My goal for the book is to encourage readers to reconsider our relationship to wildlife by more clearly seeing our interdependence with other species. While we can probably survive without cell phones, cars, and refrigerators, we cannot live too long without the web of relationships that results in oxygen production, clean water, healthful food, and milder weather patterns. Planting mini-forests is a way to nurture a section of the greater web of life, which in turn supports our lives in more ways that we can imagine through interdependencies to which we are generally blind. There are millions of examples of species interactions happening outside the human realm that sustain us – and forests are the site of many such interactions. Let’s conserve and restore forests together.
Tania Roa, Digital Communications and Internships Manager for Bio4Climate
In “Mini-Forest Revolution,” Hannah Lewis outlines a replicable, evidently successful urban afforestation method. She not only makes it easy for us readers to understand the Miyawaki Method, she gives us the knowledge and tools to plant our own mini-forests. This book does three things: bring awareness to the connections between climate change and biodiversity loss, emphasize nature’s solutions to these intertwined crises, and give us a call to action – all in 205 pages.
The idea of planting a small forest may seem counterintuitive. You might be thinking, “Don’t we need larger forests? How can a mini forest tackle global warming and biodiversity loss on a large scale?” These are valid questions.
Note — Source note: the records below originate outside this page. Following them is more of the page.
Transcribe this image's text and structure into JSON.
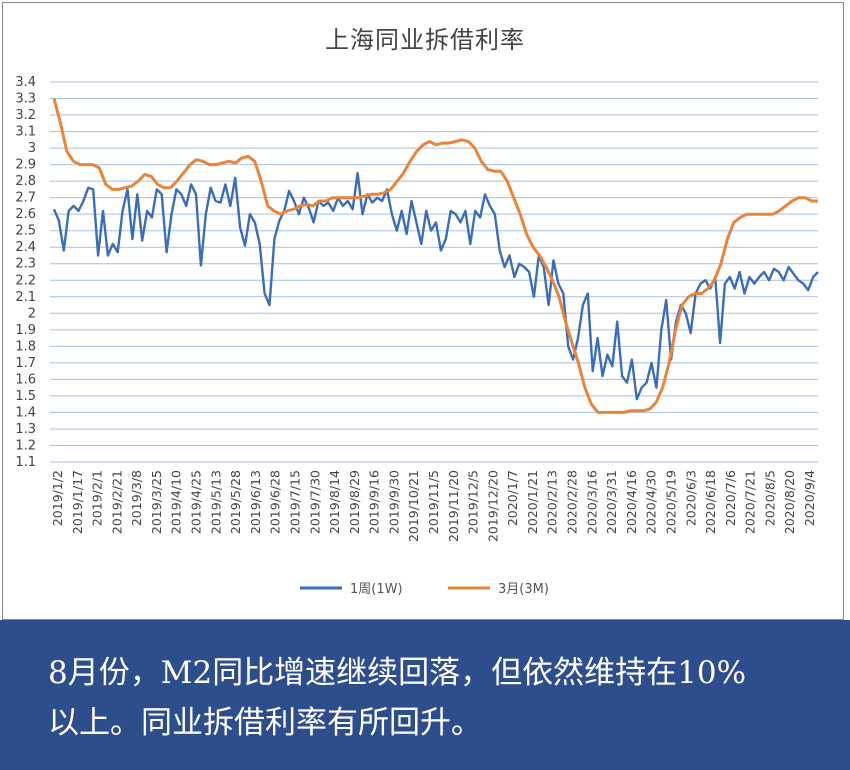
{
  "caption": {
    "text": "8月份，M2同比增速继续回落，但依然维持在10%以上。同业拆借利率有所回升。"
  },
  "colors": {
    "series_1w": "#3d6db4",
    "series_3m": "#e8843c",
    "caption_bg": "#2e4d8c",
    "grid": "#a8c0e0"
  },
  "chart_data": {
    "type": "line",
    "title": "上海同业拆借利率",
    "ylim": [
      1.1,
      3.4
    ],
    "y_ticks": [
      "1.1",
      "1.2",
      "1.3",
      "1.4",
      "1.5",
      "1.6",
      "1.7",
      "1.8",
      "1.9",
      "2",
      "2.1",
      "2.2",
      "2.3",
      "2.4",
      "2.5",
      "2.6",
      "2.7",
      "2.8",
      "2.9",
      "3",
      "3.1",
      "3.2",
      "3.3",
      "3.4"
    ],
    "x_ticks": [
      "2019/1/2",
      "2019/1/17",
      "2019/2/1",
      "2019/2/21",
      "2019/3/8",
      "2019/3/25",
      "2019/4/10",
      "2019/4/25",
      "2019/5/13",
      "2019/5/28",
      "2019/6/13",
      "2019/6/28",
      "2019/7/15",
      "2019/7/30",
      "2019/8/14",
      "2019/8/29",
      "2019/9/16",
      "2019/9/30",
      "2019/10/21",
      "2019/11/5",
      "2019/11/20",
      "2019/12/5",
      "2019/12/20",
      "2020/1/7",
      "2020/1/21",
      "2020/2/13",
      "2020/2/28",
      "2020/3/16",
      "2020/3/31",
      "2020/4/16",
      "2020/4/30",
      "2020/5/19",
      "2020/6/3",
      "2020/6/18",
      "2020/7/6",
      "2020/7/21",
      "2020/8/5",
      "2020/8/20",
      "2020/9/4"
    ],
    "legend_position": "bottom",
    "grid": true,
    "series": [
      {
        "name": "1周(1W)",
        "values": [
          2.63,
          2.56,
          2.38,
          2.62,
          2.65,
          2.62,
          2.68,
          2.76,
          2.75,
          2.35,
          2.62,
          2.35,
          2.42,
          2.37,
          2.62,
          2.75,
          2.45,
          2.72,
          2.44,
          2.62,
          2.58,
          2.75,
          2.72,
          2.37,
          2.6,
          2.75,
          2.72,
          2.65,
          2.78,
          2.72,
          2.29,
          2.6,
          2.76,
          2.68,
          2.67,
          2.78,
          2.65,
          2.82,
          2.52,
          2.41,
          2.6,
          2.55,
          2.42,
          2.12,
          2.05,
          2.45,
          2.56,
          2.62,
          2.74,
          2.68,
          2.6,
          2.7,
          2.64,
          2.55,
          2.68,
          2.65,
          2.67,
          2.62,
          2.7,
          2.65,
          2.68,
          2.63,
          2.85,
          2.6,
          2.72,
          2.67,
          2.7,
          2.68,
          2.75,
          2.6,
          2.5,
          2.62,
          2.48,
          2.68,
          2.55,
          2.42,
          2.62,
          2.5,
          2.55,
          2.38,
          2.45,
          2.62,
          2.6,
          2.55,
          2.62,
          2.42,
          2.62,
          2.58,
          2.72,
          2.65,
          2.6,
          2.38,
          2.28,
          2.35,
          2.22,
          2.3,
          2.28,
          2.25,
          2.1,
          2.35,
          2.28,
          2.05,
          2.32,
          2.18,
          2.12,
          1.8,
          1.72,
          1.85,
          2.05,
          2.12,
          1.65,
          1.85,
          1.62,
          1.75,
          1.68,
          1.95,
          1.62,
          1.58,
          1.72,
          1.48,
          1.55,
          1.58,
          1.7,
          1.55,
          1.9,
          2.08,
          1.72,
          1.95,
          2.05,
          2.0,
          1.88,
          2.12,
          2.18,
          2.2,
          2.15,
          2.22,
          1.82,
          2.18,
          2.22,
          2.15,
          2.25,
          2.12,
          2.22,
          2.18,
          2.22,
          2.25,
          2.2,
          2.27,
          2.25,
          2.2,
          2.28,
          2.24,
          2.2,
          2.18,
          2.14,
          2.22,
          2.25
        ]
      },
      {
        "name": "3月(3M)",
        "values": [
          3.3,
          3.15,
          2.98,
          2.92,
          2.9,
          2.9,
          2.9,
          2.88,
          2.78,
          2.75,
          2.75,
          2.76,
          2.77,
          2.8,
          2.84,
          2.83,
          2.78,
          2.76,
          2.76,
          2.8,
          2.85,
          2.9,
          2.93,
          2.92,
          2.9,
          2.9,
          2.91,
          2.92,
          2.91,
          2.94,
          2.95,
          2.92,
          2.8,
          2.65,
          2.62,
          2.6,
          2.62,
          2.63,
          2.65,
          2.66,
          2.65,
          2.68,
          2.68,
          2.7,
          2.7,
          2.7,
          2.7,
          2.7,
          2.71,
          2.72,
          2.72,
          2.73,
          2.75,
          2.8,
          2.85,
          2.92,
          2.98,
          3.02,
          3.04,
          3.02,
          3.03,
          3.03,
          3.04,
          3.05,
          3.04,
          3.0,
          2.92,
          2.87,
          2.86,
          2.86,
          2.8,
          2.7,
          2.6,
          2.48,
          2.4,
          2.35,
          2.28,
          2.2,
          2.1,
          1.95,
          1.82,
          1.7,
          1.55,
          1.45,
          1.4,
          1.4,
          1.4,
          1.4,
          1.4,
          1.41,
          1.41,
          1.41,
          1.42,
          1.46,
          1.55,
          1.7,
          1.9,
          2.05,
          2.1,
          2.12,
          2.12,
          2.15,
          2.2,
          2.3,
          2.45,
          2.55,
          2.58,
          2.6,
          2.6,
          2.6,
          2.6,
          2.6,
          2.62,
          2.65,
          2.68,
          2.7,
          2.7,
          2.68,
          2.68
        ]
      }
    ]
  }
}
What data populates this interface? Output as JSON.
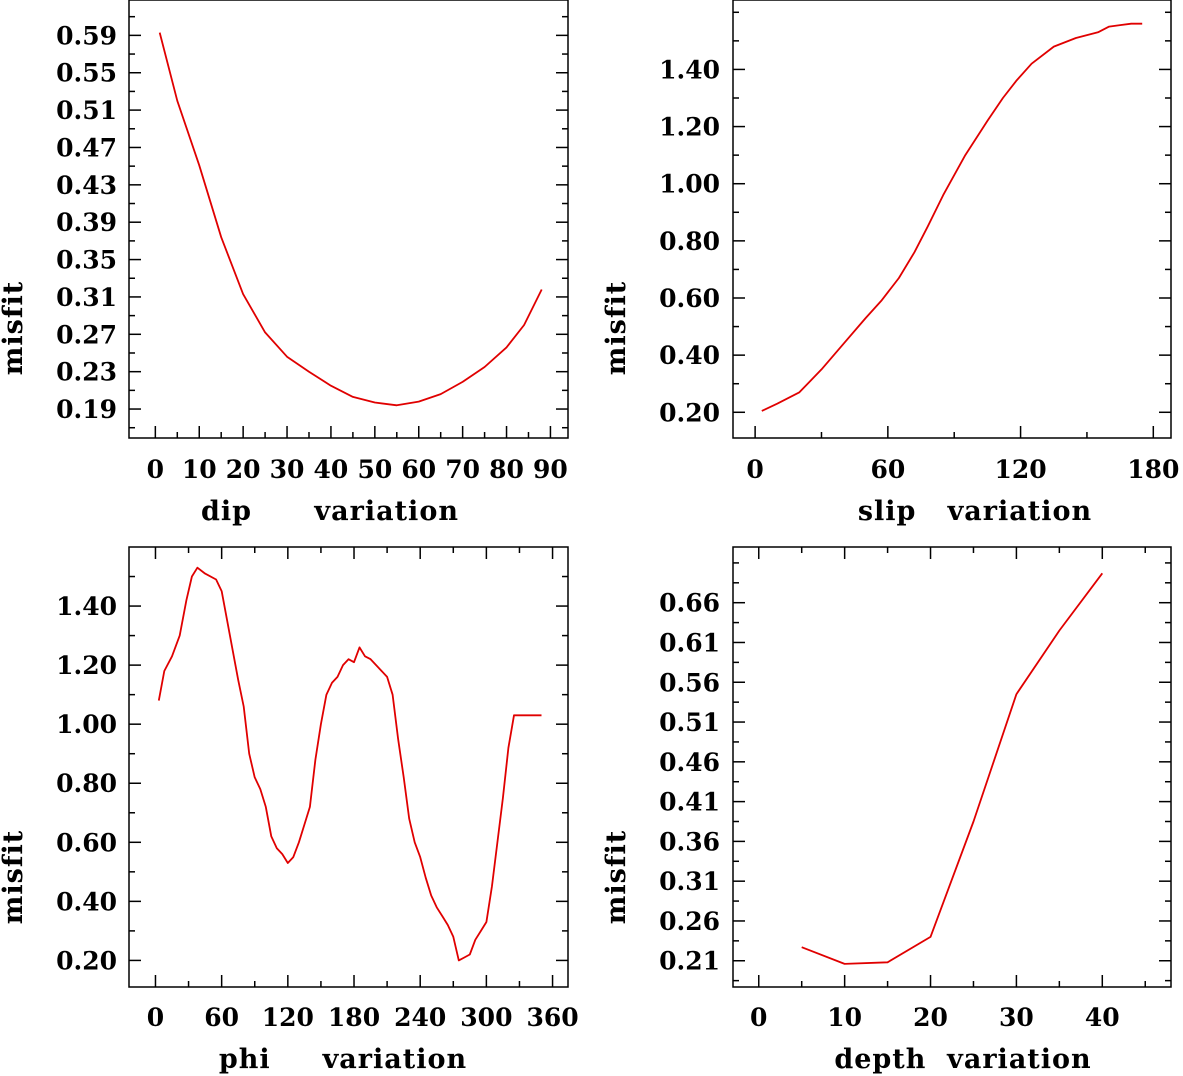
{
  "chart_data": [
    {
      "type": "line",
      "xlabel": "dip      variation",
      "ylabel": "misfit",
      "xlim": [
        -6,
        94
      ],
      "ylim": [
        0.159,
        0.63
      ],
      "xticks": [
        0,
        10,
        20,
        30,
        40,
        50,
        60,
        70,
        80,
        90
      ],
      "xtick_labels": [
        "0",
        "10",
        "20",
        "30",
        "40",
        "50",
        "60",
        "70",
        "80",
        "90"
      ],
      "yticks": [
        0.19,
        0.23,
        0.27,
        0.31,
        0.35,
        0.39,
        0.43,
        0.47,
        0.51,
        0.55,
        0.59
      ],
      "ytick_labels": [
        "0.19",
        "0.23",
        "0.27",
        "0.31",
        "0.35",
        "0.39",
        "0.43",
        "0.47",
        "0.51",
        "0.55",
        "0.59"
      ],
      "x": [
        1,
        5,
        10,
        15,
        20,
        25,
        30,
        35,
        40,
        45,
        50,
        55,
        60,
        65,
        70,
        75,
        80,
        84,
        88
      ],
      "y": [
        0.593,
        0.52,
        0.451,
        0.374,
        0.313,
        0.272,
        0.246,
        0.23,
        0.215,
        0.203,
        0.197,
        0.194,
        0.198,
        0.206,
        0.219,
        0.235,
        0.256,
        0.28,
        0.318
      ]
    },
    {
      "type": "line",
      "xlabel": "slip   variation",
      "ylabel": "misfit",
      "xlim": [
        -10,
        188
      ],
      "ylim": [
        0.11,
        1.65
      ],
      "xticks": [
        0,
        60,
        120,
        180
      ],
      "xtick_labels": [
        "0",
        "60",
        "120",
        "180"
      ],
      "yticks": [
        0.2,
        0.4,
        0.6,
        0.8,
        1.0,
        1.2,
        1.4
      ],
      "ytick_labels": [
        "0.20",
        "0.40",
        "0.60",
        "0.80",
        "1.00",
        "1.20",
        "1.40"
      ],
      "x": [
        3,
        10,
        20,
        30,
        40,
        50,
        57,
        65,
        72,
        78,
        85,
        95,
        105,
        112,
        118,
        125,
        135,
        145,
        155,
        160,
        165,
        170,
        175
      ],
      "y": [
        0.205,
        0.23,
        0.27,
        0.35,
        0.44,
        0.53,
        0.59,
        0.67,
        0.76,
        0.85,
        0.96,
        1.1,
        1.22,
        1.3,
        1.36,
        1.42,
        1.48,
        1.51,
        1.53,
        1.55,
        1.555,
        1.56,
        1.56
      ]
    },
    {
      "type": "line",
      "xlabel": "phi     variation",
      "ylabel": "misfit",
      "xlim": [
        -24,
        374
      ],
      "ylim": [
        0.11,
        1.6
      ],
      "xticks": [
        0,
        60,
        120,
        180,
        240,
        300,
        360
      ],
      "xtick_labels": [
        "0",
        "60",
        "120",
        "180",
        "240",
        "300",
        "360"
      ],
      "yticks": [
        0.2,
        0.4,
        0.6,
        0.8,
        1.0,
        1.2,
        1.4
      ],
      "ytick_labels": [
        "0.20",
        "0.40",
        "0.60",
        "0.80",
        "1.00",
        "1.20",
        "1.40"
      ],
      "x": [
        3,
        8,
        15,
        22,
        28,
        33,
        38,
        45,
        55,
        60,
        65,
        70,
        75,
        80,
        85,
        90,
        95,
        100,
        105,
        110,
        115,
        120,
        125,
        130,
        135,
        140,
        145,
        150,
        155,
        160,
        165,
        170,
        175,
        180,
        185,
        190,
        195,
        200,
        205,
        210,
        215,
        220,
        225,
        230,
        235,
        240,
        245,
        250,
        255,
        260,
        265,
        270,
        275,
        280,
        285,
        290,
        295,
        300,
        305,
        310,
        315,
        320,
        325,
        330,
        335,
        340,
        345,
        350
      ],
      "y": [
        1.08,
        1.18,
        1.23,
        1.3,
        1.42,
        1.5,
        1.53,
        1.51,
        1.49,
        1.45,
        1.35,
        1.25,
        1.15,
        1.06,
        0.9,
        0.82,
        0.78,
        0.72,
        0.62,
        0.58,
        0.56,
        0.53,
        0.55,
        0.6,
        0.66,
        0.72,
        0.88,
        1.0,
        1.1,
        1.14,
        1.16,
        1.2,
        1.22,
        1.21,
        1.26,
        1.23,
        1.22,
        1.2,
        1.18,
        1.16,
        1.1,
        0.95,
        0.82,
        0.68,
        0.6,
        0.55,
        0.48,
        0.42,
        0.38,
        0.35,
        0.32,
        0.28,
        0.2,
        0.21,
        0.22,
        0.27,
        0.3,
        0.33,
        0.45,
        0.6,
        0.75,
        0.92,
        1.03,
        1.03,
        1.03,
        1.03,
        1.03,
        1.03
      ],
      "x_trim": 350
    },
    {
      "type": "line",
      "xlabel": "depth  variation",
      "ylabel": "misfit",
      "xlim": [
        -3,
        48
      ],
      "ylim": [
        0.177,
        0.73
      ],
      "xticks": [
        0,
        10,
        20,
        30,
        40
      ],
      "xtick_labels": [
        "0",
        "10",
        "20",
        "30",
        "40"
      ],
      "yticks": [
        0.21,
        0.26,
        0.31,
        0.36,
        0.41,
        0.46,
        0.51,
        0.56,
        0.61,
        0.66
      ],
      "ytick_labels": [
        "0.21",
        "0.26",
        "0.31",
        "0.36",
        "0.41",
        "0.46",
        "0.51",
        "0.56",
        "0.61",
        "0.66"
      ],
      "x": [
        5,
        10,
        15,
        20,
        25,
        30,
        35,
        40
      ],
      "y": [
        0.227,
        0.206,
        0.208,
        0.24,
        0.385,
        0.545,
        0.625,
        0.697
      ]
    }
  ]
}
When we think of the climate crisis, we think of a global phenomenon, and that leads us to think we need to invest in cross-continental solutions. But what if we thought global and acted local? We would still be aiming to address the issues that affect people across the globe, but we would be doing it in a way that allows us to start anywhere, anytime. You most likely don’t have the resources and connections to begin a project that reaches dozens of countries at once, but you do have the means to create a positive impact right in your own neighborhood. That may not make a difference to someone living oceans away, but it will change the lives of the people, wildlife, and soil microorganisms around you.
Hannah also points out that in just a few years, the number of Miyawaki forests around the world has expanded more than Dr. Miyawaki himself could have predicted. One man, with a dedication to leaving the world better than he found it, came up with an idea that transformed how we think about ecosystems in urban settings. If there was ever proof that the actions of one person can influence the actions of another, even for those who never had the honor of meeting him, it’s in the life of Akira Miyawaki.
For me, the most important aspect of the Miyawaki Method is the community-led mindset. Planting Miyawaki forests is not meant to be done by one person. This model is designed to incorporate as many people in the vicinity as possible. It’s meant to be shared, and with that the benefits of the forest are replicated. By involving local communities, you inevitably spread the message of nature’s climate solutions, the benefits of biodiversity, and the fact that humans are inextricably linked to other species. Embedded in this method is education, inspiration, and ultimately positive action.
So if you ever feel like the climate action you’re taking is not enough, just remember what a wise person once said: a small act is not so small if millions of people are doing it. Every revolution needs to start somewhere. Every revolution needs masses of people to get informed, join, and take a leap of faith. The mini-forest revolution is underway – will you be a part of it?